Hermione foi tirada de suas divagações pelo barulho que vinha da janela do seu apartamento e lá estava a coruja branca tão conhecida. Ela foi até a coruja desatar a carta, recebendo uma bicadinha carinhosa em resposta.
"Olá Srta Sumida, muito obrigada por ter ficado esses quatro meses em silêncio absoluto sem responder uma única carta, quase organizei uma busca, afinal pensávamos que éramos seus amigos? Pelo jeito me enganei Gina está ao meu lado dizendo para eu deixar de ser dramático, que só porque sobrevivi a Voldemort não quer dizer que o mundo gira ao meu redor. Mas enfim, estamos escrevendo para dar as boas novas, Gina está grávida! Sim... Sim... Sim... Nós somos coelhos... *risos* Mas as crianças (Lily, Sirius, James, Alvo, Nathan e Tasha) mandam beijos e dizem está com saudade da "tia Mione". Claro, que elas são facilmente subornadas pelos lindos presentes que você mandou no natal passado, mas pelo amor de Deus, até eles já entenderam que você parece está nos evitando... Sei que isso deve ser por causa dos seus estudos, responsabilidades e coisa e tal, e blá blá blá.

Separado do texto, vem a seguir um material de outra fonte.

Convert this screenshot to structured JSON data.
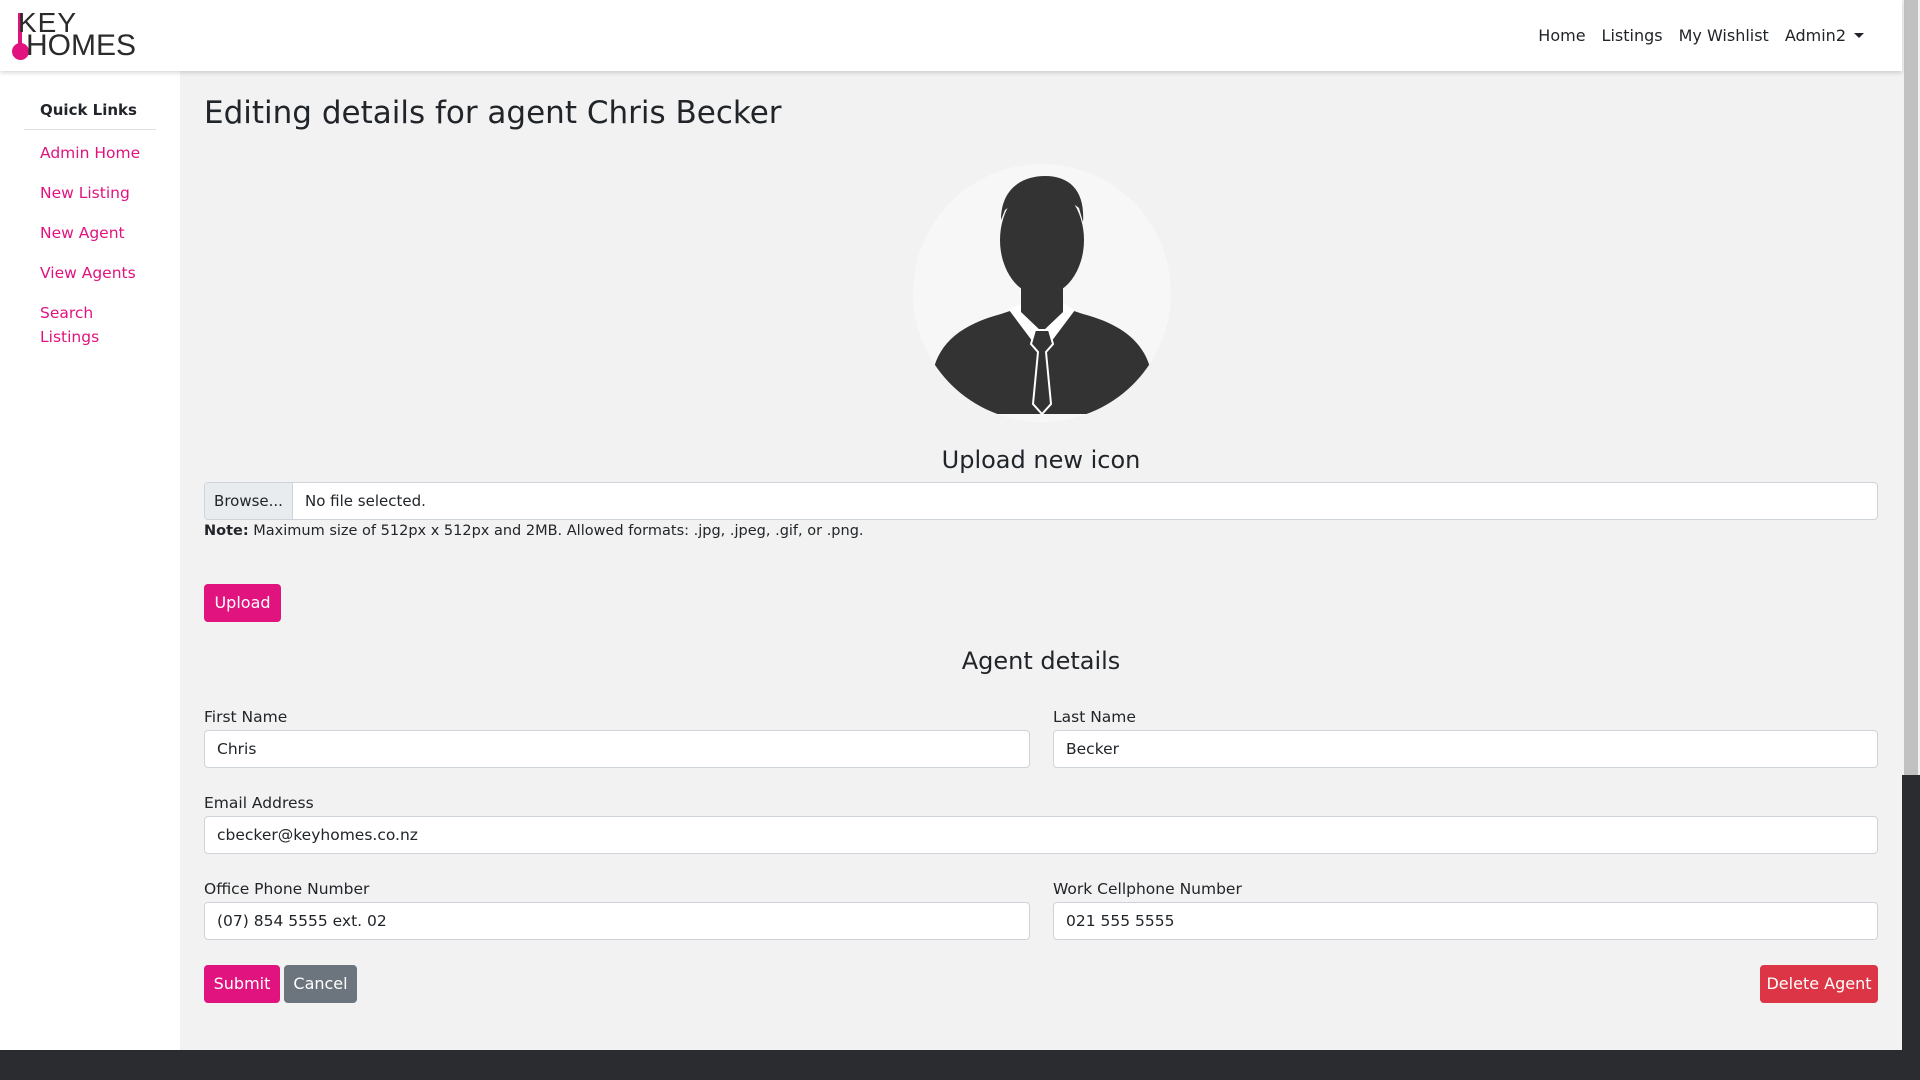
{
  "brand": {
    "line1": "KEY",
    "line2": "HOMES",
    "accent_color": "#e0137f"
  },
  "nav": {
    "items": [
      "Home",
      "Listings",
      "My Wishlist"
    ],
    "user_menu": "Admin2"
  },
  "sidebar": {
    "heading": "Quick Links",
    "links": [
      "Admin Home",
      "New Listing",
      "New Agent",
      "View Agents",
      "Search Listings"
    ]
  },
  "page": {
    "title": "Editing details for agent Chris Becker"
  },
  "avatar": {
    "icon": "person-silhouette-icon"
  },
  "upload": {
    "heading": "Upload new icon",
    "browse_label": "Browse...",
    "file_status": "No file selected.",
    "note_label": "Note:",
    "note_text": " Maximum size of 512px x 512px and 2MB. Allowed formats: .jpg, .jpeg, .gif, or .png.",
    "button_label": "Upload"
  },
  "agent_details": {
    "heading": "Agent details",
    "first_name": {
      "label": "First Name",
      "value": "Chris"
    },
    "last_name": {
      "label": "Last Name",
      "value": "Becker"
    },
    "email": {
      "label": "Email Address",
      "value": "cbecker@keyhomes.co.nz"
    },
    "office_phone": {
      "label": "Office Phone Number",
      "value": "(07) 854 5555 ext. 02"
    },
    "cell_phone": {
      "label": "Work Cellphone Number",
      "value": "021 555 5555"
    }
  },
  "actions": {
    "submit_label": "Submit",
    "cancel_label": "Cancel",
    "delete_label": "Delete Agent"
  },
  "colors": {
    "primary": "#e0137f",
    "secondary": "#6c757d",
    "danger": "#dc3545",
    "footer": "#2a2c30"
  }
}
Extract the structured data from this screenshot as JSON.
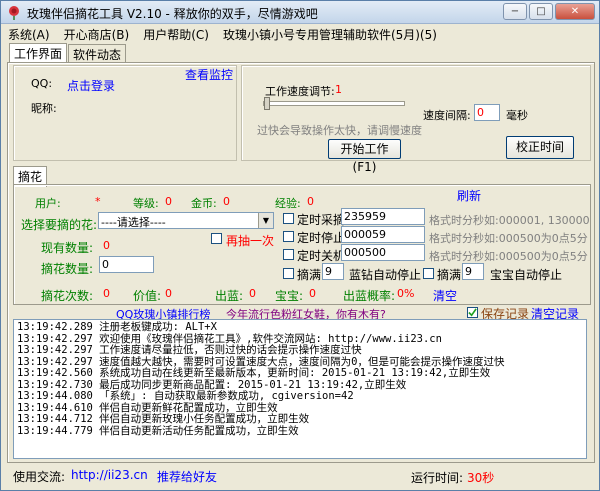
{
  "window": {
    "title": "玫瑰伴侣摘花工具 V2.10 - 释放你的双手，尽情游戏吧",
    "min": "−",
    "max": "□",
    "close": "✕"
  },
  "menu": [
    "系统(A)",
    "开心商店(B)",
    "用户帮助(C)",
    "玫瑰小镇小号专用管理辅助软件(5月)(5)"
  ],
  "tabs": [
    "工作界面",
    "软件动态"
  ],
  "login": {
    "qq_label": "QQ:",
    "login_link": "点击登录",
    "nick_label": "昵称:",
    "watch_link": "查看监控"
  },
  "speed": {
    "label": "工作速度调节:",
    "value": "1",
    "hint": "过快会导致操作太快，请调慢速度",
    "interval_label": "速度间隔:",
    "interval_value": "0",
    "interval_unit": "毫秒",
    "start_button": "开始工作(F1)",
    "sync_button": "校正时间"
  },
  "subtab": "摘花",
  "stats": {
    "user_label": "用户:",
    "user_value": "*",
    "level_label": "等级:",
    "level_value": "0",
    "gold_label": "金币:",
    "gold_value": "0",
    "exp_label": "经验:",
    "exp_value": "0",
    "refresh": "刷新"
  },
  "flower": {
    "select_label": "选择要摘的花:",
    "select_value": "----请选择----",
    "again_label": "再抽一次",
    "current_label": "现有数量:",
    "current_value": "0",
    "pick_label": "摘花数量:",
    "pick_value": "0"
  },
  "timers": {
    "collect_label": "定时采摘",
    "collect_value": "235959",
    "collect_hint": "格式时分秒如:000001, 130000",
    "stop_label": "定时停止",
    "stop_value": "000059",
    "stop_hint": "格式时分秒如:000500为0点5分",
    "shutdown_label": "定时关机",
    "shutdown_value": "000500",
    "shutdown_hint": "格式时分秒如:000500为0点5分",
    "full1_label": "摘满",
    "full1_value": "9",
    "blue_stop": "蓝钻自动停止",
    "full2_label": "摘满",
    "full2_value": "9",
    "treasure_stop": "宝宝自动停止"
  },
  "counters": {
    "count_label": "摘花次数:",
    "count_value": "0",
    "value_label": "价值:",
    "value_value": "0",
    "blue_label": "出蓝:",
    "blue_value": "0",
    "treasure_label": "宝宝:",
    "treasure_value": "0",
    "rate_label": "出蓝概率:",
    "rate_value": "0%",
    "clear": "清空"
  },
  "rank_link": "QQ玫瑰小镇排行榜",
  "trend_link": "今年流行色粉红女鞋，你有木有?",
  "save_log_label": "保存记录",
  "clear_log": "清空记录",
  "log": [
    "13:19:42.289 注册老板键成功: ALT+X",
    "13:19:42.297 欢迎使用《玫瑰伴侣摘花工具》,软件交流网站: http://www.ii23.cn",
    "13:19:42.297 工作速度请尽量拉低，否则过快的话会提示操作速度过快",
    "13:19:42.297 速度值越大越快，需要时可设置速度大点，速度间隔为0，但是可能会提示操作速度过快",
    "13:19:42.560 系统成功自动在线更新至最新版本，更新时间: 2015-01-21 13:19:42,立即生效",
    "13:19:42.730 最后成功同步更新商品配置: 2015-01-21 13:19:42,立即生效",
    "13:19:44.080 「系统」: 自动获取最新参数成功, cgiversion=42",
    "13:19:44.610 伴侣自动更新鲜花配置成功，立即生效",
    "13:19:44.712 伴侣自动更新玫瑰小任务配置成功，立即生效",
    "13:19:44.779 伴侣自动更新活动任务配置成功，立即生效"
  ],
  "status": {
    "site_label": "使用交流:",
    "site_link": "http://ii23.cn",
    "recommend": "推荐给好友",
    "runtime_label": "运行时间:",
    "runtime_value": "30秒"
  },
  "colors": {
    "accent_red": "#ff0000",
    "link_blue": "#0000ff",
    "label_green": "#008000"
  }
}
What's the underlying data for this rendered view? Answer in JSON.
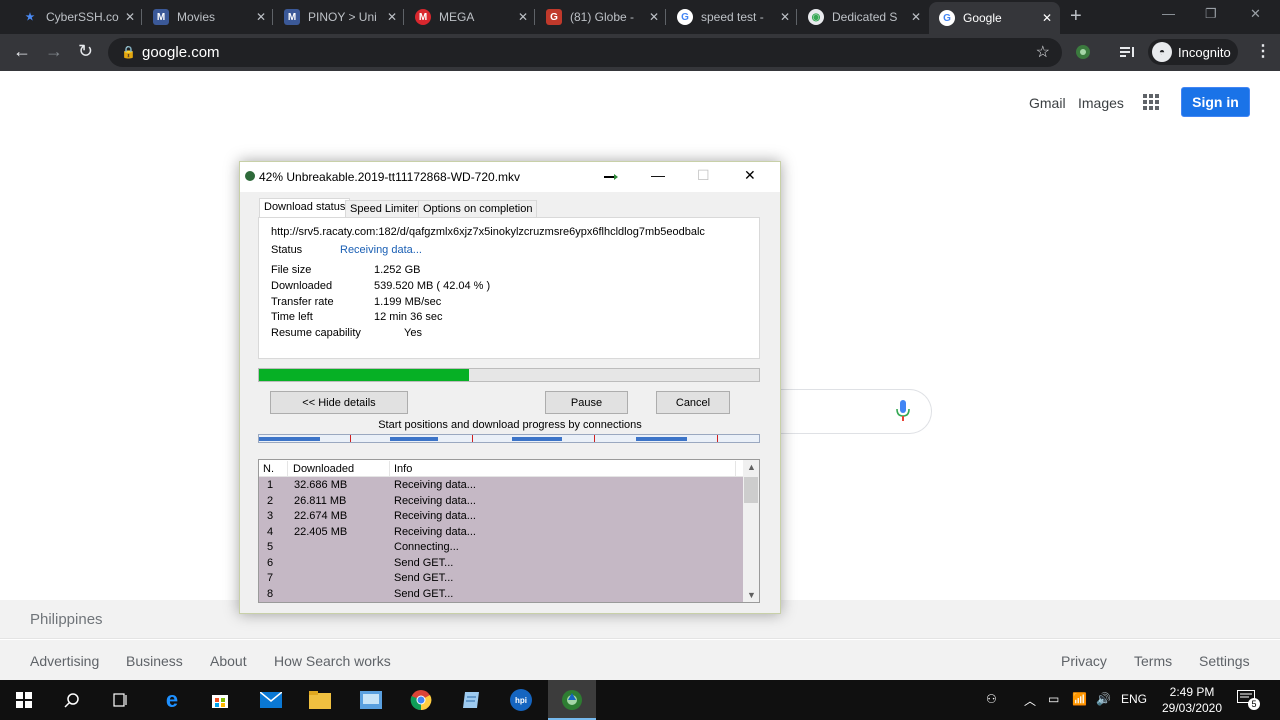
{
  "browser": {
    "tabs": [
      {
        "label": "CyberSSH.co",
        "favicon": "star-icon",
        "color": "#4a8af4"
      },
      {
        "label": "Movies",
        "favicon": "pinoy-icon",
        "color": "#3b5998"
      },
      {
        "label": "PINOY > Uni",
        "favicon": "pinoy-icon",
        "color": "#3b5998"
      },
      {
        "label": "MEGA",
        "favicon": "mega-icon",
        "color": "#d9272e"
      },
      {
        "label": "(81) Globe -",
        "favicon": "shield-icon",
        "color": "#c0392b"
      },
      {
        "label": "speed test -",
        "favicon": "google-icon",
        "color": "#4285f4"
      },
      {
        "label": "Dedicated S",
        "favicon": "globe-icon",
        "color": "#34a853"
      },
      {
        "label": "Google",
        "favicon": "google-icon",
        "color": "#4285f4"
      }
    ],
    "active_tab_index": 7,
    "url": "google.com",
    "incognito_label": "Incognito"
  },
  "google": {
    "gmail": "Gmail",
    "images": "Images",
    "signin": "Sign in",
    "country": "Philippines",
    "footer_left": [
      "Advertising",
      "Business",
      "About",
      "How Search works"
    ],
    "footer_right": [
      "Privacy",
      "Terms",
      "Settings"
    ]
  },
  "dialog": {
    "title": "42% Unbreakable.2019-tt11172868-WD-720.mkv",
    "tabs": [
      "Download status",
      "Speed Limiter",
      "Options on completion"
    ],
    "url": "http://srv5.racaty.com:182/d/qafgzmlx6xjz7x5inokylzcruzmsre6ypx6flhcldlog7mb5eodbalc",
    "status_label": "Status",
    "status_value": "Receiving data...",
    "fields": [
      {
        "label": "File size",
        "value": "1.252  GB"
      },
      {
        "label": "Downloaded",
        "value": "539.520  MB  ( 42.04 % )"
      },
      {
        "label": "Transfer rate",
        "value": "1.199  MB/sec"
      },
      {
        "label": "Time left",
        "value": "12 min 36 sec"
      },
      {
        "label": "Resume capability",
        "value": "Yes"
      }
    ],
    "progress_percent": 42.04,
    "buttons": {
      "hide_details": "<< Hide details",
      "pause": "Pause",
      "cancel": "Cancel"
    },
    "connections_label": "Start positions and download progress by connections",
    "columns": [
      "N.",
      "Downloaded",
      "Info"
    ],
    "rows": [
      {
        "n": "1",
        "downloaded": "32.686  MB",
        "info": "Receiving data..."
      },
      {
        "n": "2",
        "downloaded": "26.811  MB",
        "info": "Receiving data..."
      },
      {
        "n": "3",
        "downloaded": "22.674  MB",
        "info": "Receiving data..."
      },
      {
        "n": "4",
        "downloaded": "22.405  MB",
        "info": "Receiving data..."
      },
      {
        "n": "5",
        "downloaded": "",
        "info": "Connecting..."
      },
      {
        "n": "6",
        "downloaded": "",
        "info": "Send GET..."
      },
      {
        "n": "7",
        "downloaded": "",
        "info": "Send GET..."
      },
      {
        "n": "8",
        "downloaded": "",
        "info": "Send GET..."
      }
    ]
  },
  "taskbar": {
    "language": "ENG",
    "time": "2:49 PM",
    "date": "29/03/2020",
    "notification_count": "5"
  }
}
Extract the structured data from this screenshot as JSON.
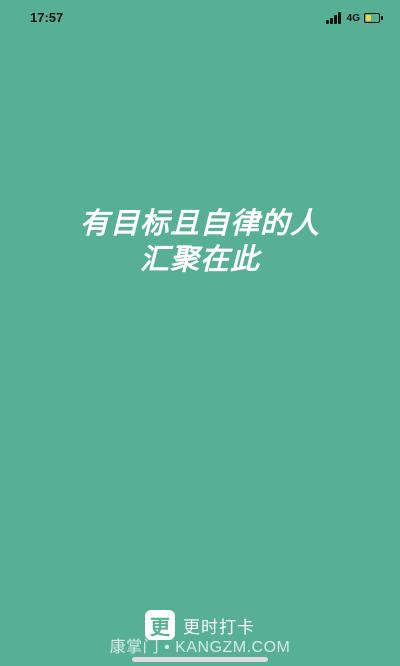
{
  "status_bar": {
    "time": "17:57",
    "network": "4G",
    "icons": [
      "signal-icon",
      "battery-charging-icon"
    ]
  },
  "splash": {
    "slogan_line1": "有目标且自律的人",
    "slogan_line2": "汇聚在此",
    "background_color": "#57b094"
  },
  "brand": {
    "logo_char": "更",
    "name": "更时打卡"
  },
  "watermark": "康掌门 • KANGZM.COM"
}
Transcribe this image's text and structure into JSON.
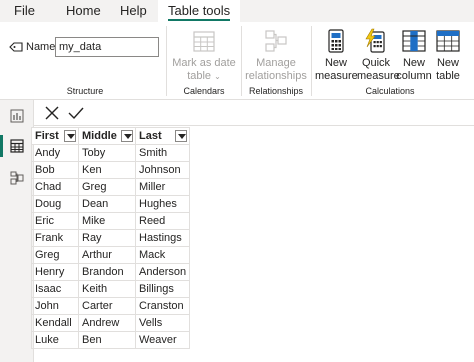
{
  "menu": {
    "tabs": [
      {
        "label": "File"
      },
      {
        "label": "Home"
      },
      {
        "label": "Help"
      },
      {
        "label": "Table tools"
      }
    ]
  },
  "ribbon": {
    "structure": {
      "name_label": "Name",
      "name_value": "my_data",
      "group_label": "Structure"
    },
    "calendars": {
      "mark_as_date_line1": "Mark as date",
      "mark_as_date_line2": "table",
      "group_label": "Calendars"
    },
    "relationships": {
      "manage_line1": "Manage",
      "manage_line2": "relationships",
      "group_label": "Relationships"
    },
    "calculations": {
      "new_measure_line1": "New",
      "new_measure_line2": "measure",
      "quick_measure_line1": "Quick",
      "quick_measure_line2": "measure",
      "new_column_line1": "New",
      "new_column_line2": "column",
      "new_table_line1": "New",
      "new_table_line2": "table",
      "group_label": "Calculations"
    }
  },
  "colors": {
    "accent": "#117865",
    "icon_blue": "#1f6fc5",
    "icon_yellow": "#f2c811",
    "disabled": "#a19f9d"
  },
  "icons": {
    "name": "tag-icon",
    "cancel": "close-icon",
    "commit": "check-icon",
    "report_view": "bar-chart-icon",
    "data_view": "table-icon",
    "model_view": "model-icon"
  },
  "table": {
    "columns": [
      "First",
      "Middle",
      "Last"
    ],
    "rows": [
      [
        "Andy",
        "Toby",
        "Smith"
      ],
      [
        "Bob",
        "Ken",
        "Johnson"
      ],
      [
        "Chad",
        "Greg",
        "Miller"
      ],
      [
        "Doug",
        "Dean",
        "Hughes"
      ],
      [
        "Eric",
        "Mike",
        "Reed"
      ],
      [
        "Frank",
        "Ray",
        "Hastings"
      ],
      [
        "Greg",
        "Arthur",
        "Mack"
      ],
      [
        "Henry",
        "Brandon",
        "Anderson"
      ],
      [
        "Isaac",
        "Keith",
        "Billings"
      ],
      [
        "John",
        "Carter",
        "Cranston"
      ],
      [
        "Kendall",
        "Andrew",
        "Vells"
      ],
      [
        "Luke",
        "Ben",
        "Weaver"
      ]
    ]
  }
}
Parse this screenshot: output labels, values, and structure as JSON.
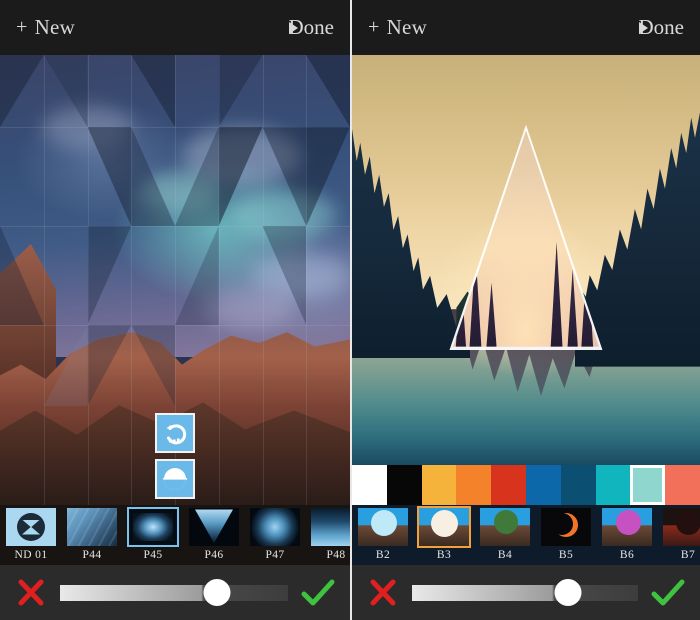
{
  "app": {
    "title": "Photo Filter Editor",
    "panels": [
      {
        "id": "left",
        "header": {
          "new_label": "New",
          "plus": "+",
          "done_label": "Done",
          "done_arrow": "play-triangle-icon"
        },
        "photo": {
          "subject": "red rock canyon with blue clouded sky and triangular geometric overlay"
        },
        "float_buttons": [
          {
            "name": "undo-button",
            "icon": "undo-arrow-icon",
            "color": "#6ab9e8"
          },
          {
            "name": "gradient-toggle-button",
            "icon": "half-circle-gradient-icon",
            "color": "#6ab9e8"
          }
        ],
        "filters": {
          "selected": "P45",
          "selection_color": "#79c4ef",
          "items": [
            {
              "label": "ND 01",
              "style": "nd"
            },
            {
              "label": "P44",
              "style": "p44"
            },
            {
              "label": "P45",
              "style": "p45"
            },
            {
              "label": "P46",
              "style": "p46"
            },
            {
              "label": "P47",
              "style": "p47"
            },
            {
              "label": "P48",
              "style": "p48"
            }
          ]
        },
        "toolbar": {
          "cancel_label": "cancel-x-icon",
          "cancel_color": "#e02020",
          "confirm_label": "confirm-check-icon",
          "confirm_color": "#3fc23f",
          "slider_value": 69,
          "slider_min": 0,
          "slider_max": 100
        }
      },
      {
        "id": "right",
        "header": {
          "new_label": "New",
          "plus": "+",
          "done_label": "Done",
          "done_arrow": "play-triangle-icon"
        },
        "photo": {
          "subject": "forest lake at golden hour with white triangle overlay"
        },
        "swatches": {
          "selected_index": 8,
          "selection_color": "#ffffff",
          "colors": [
            "#ffffff",
            "#070707",
            "#f6b33c",
            "#f4822b",
            "#d8331c",
            "#0c68a8",
            "#0b4f72",
            "#10b5bd",
            "#8fd6cf",
            "#f2705a"
          ]
        },
        "filters": {
          "selected": "B3",
          "selection_color": "#f0a03c",
          "items": [
            {
              "label": "B2",
              "style": "b2"
            },
            {
              "label": "B3",
              "style": "b3"
            },
            {
              "label": "B4",
              "style": "b4"
            },
            {
              "label": "B5",
              "style": "b5"
            },
            {
              "label": "B6",
              "style": "b6"
            },
            {
              "label": "B7",
              "style": "b7"
            }
          ]
        },
        "toolbar": {
          "cancel_label": "cancel-x-icon",
          "cancel_color": "#e02020",
          "confirm_label": "confirm-check-icon",
          "confirm_color": "#3fc23f",
          "slider_value": 69,
          "slider_min": 0,
          "slider_max": 100
        }
      }
    ]
  }
}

Ah, Ron apareceu noite passada com uma loira peituda (Gina me socou neste momento) acho que o nome dela era Baby, Gaby, Dady, ou algo que o valha. Disse que encontrou o amor da vida dele, provavelmente vai durar uma semana. Ainda acho que você deveria ficar com ele, alguma possibilidade?
Vi você em uma foto no jornal ao lado do primeiro ministro bruxo búlgaro, como sempre bem relacionada?! Bom, vou parando por aqui, mas peço encarecidamente se for possível você apenas me enviar uma coruja, ou um sinal de fumaça, ou mesmo aparecer via Flu, afinal, isso não pode atrapalha tanto o seu tempo assim. Beijos e abraços da Família Potter."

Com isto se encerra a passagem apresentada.